I finally watched it guys! Wow... it was so intense. I just looked up Androfsky's other films (because I never used to pay much attention to directors, I didn't know which were his). It makes sense that he was the director of Black Swan. Why? Because I loved Pi, I really got into that movie and even burned it for my sister... and on the other side of the coin, I had to turn off Requiem for a Dream because it was making me physically sick. The combination of the two is kind of how I felt about Black Swan I guess. I really liked it. And at the same time, whoa.
I always feel really bad for ballet dancers. I took ballet from ages 3-19. Thankfully instead of moving to a competitive studio I stayed at a shitty one and never got all that serious about it. But I have some friends who were serious about it... these movies are not exaggerating the lifestyle. Or all the blisters and puking. Movies about ballet always make me sad that they have to put themselves through all of that.

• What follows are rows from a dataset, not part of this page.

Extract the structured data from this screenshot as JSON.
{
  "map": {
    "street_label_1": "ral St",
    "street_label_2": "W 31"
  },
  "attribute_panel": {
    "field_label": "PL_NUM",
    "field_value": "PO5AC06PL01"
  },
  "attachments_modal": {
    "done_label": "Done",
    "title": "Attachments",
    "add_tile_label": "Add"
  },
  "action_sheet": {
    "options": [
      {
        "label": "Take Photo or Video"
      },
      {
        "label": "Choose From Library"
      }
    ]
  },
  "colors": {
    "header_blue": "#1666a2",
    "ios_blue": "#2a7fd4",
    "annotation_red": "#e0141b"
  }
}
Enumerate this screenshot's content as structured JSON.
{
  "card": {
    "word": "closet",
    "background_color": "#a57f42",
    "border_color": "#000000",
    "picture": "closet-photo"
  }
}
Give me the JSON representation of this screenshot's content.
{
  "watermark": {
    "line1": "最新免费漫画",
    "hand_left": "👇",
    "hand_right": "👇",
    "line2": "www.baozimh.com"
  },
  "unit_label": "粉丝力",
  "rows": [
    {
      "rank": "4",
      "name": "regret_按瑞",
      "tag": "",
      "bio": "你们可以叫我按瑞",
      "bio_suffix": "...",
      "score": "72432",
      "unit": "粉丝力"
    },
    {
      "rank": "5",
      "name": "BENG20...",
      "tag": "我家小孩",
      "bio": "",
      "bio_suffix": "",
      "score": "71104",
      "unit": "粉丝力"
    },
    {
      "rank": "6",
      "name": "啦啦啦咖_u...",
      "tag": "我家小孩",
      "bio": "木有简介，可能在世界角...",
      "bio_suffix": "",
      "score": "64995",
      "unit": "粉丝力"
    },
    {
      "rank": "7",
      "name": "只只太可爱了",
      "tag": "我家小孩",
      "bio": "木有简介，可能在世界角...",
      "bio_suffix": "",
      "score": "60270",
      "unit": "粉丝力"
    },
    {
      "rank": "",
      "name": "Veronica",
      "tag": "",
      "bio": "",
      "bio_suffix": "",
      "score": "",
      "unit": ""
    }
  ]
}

I think the reason that all at the same time I loved and was sickened by this movie was because I really related to the character, somehow. Hopefully that doesn't mean I'm insane. It's just that I think if I were in her position, a director would probably tell me the exact same things the director told her, and that would be so horrible, to finally realize your dream but at the same time to be criticized for who you are and pushed and pushed to become a different person with everyone breathing down your back and competing to take it away from you. Including your mother? How horrible. I also really understand the desperation she felt to be perfect, I feel that way every day. I loved that that was such a big theme. Maybe I should read this as a cautionary tale... am I headed down the path to insanity? :) But seriously, I can really understand her spiral downward. Clearly she had anxiety issues to begin with, and body/self-image issues. And understanding what that's like too, I really think the plot went exactly as it had to go. How could she not literally go crazy under all that pressure from everyone to be someone else? You guys know I have trouble with over-empathizing with characters. :) But I think in this case it made me like the movie more than I would have otherwise. I don't know why I was expecting something a bit different from Black Swan, but I'm glad that it was what it was. I'm also glad I finally saw it.
I think I might go see Meek's Cutoff here so that I'm not left out of the discussion. :) I'm sure it will be playing somewhere. But first I will watch Wendy & Lucy. (Finally.) Ben has only been telling me to see it since it came out.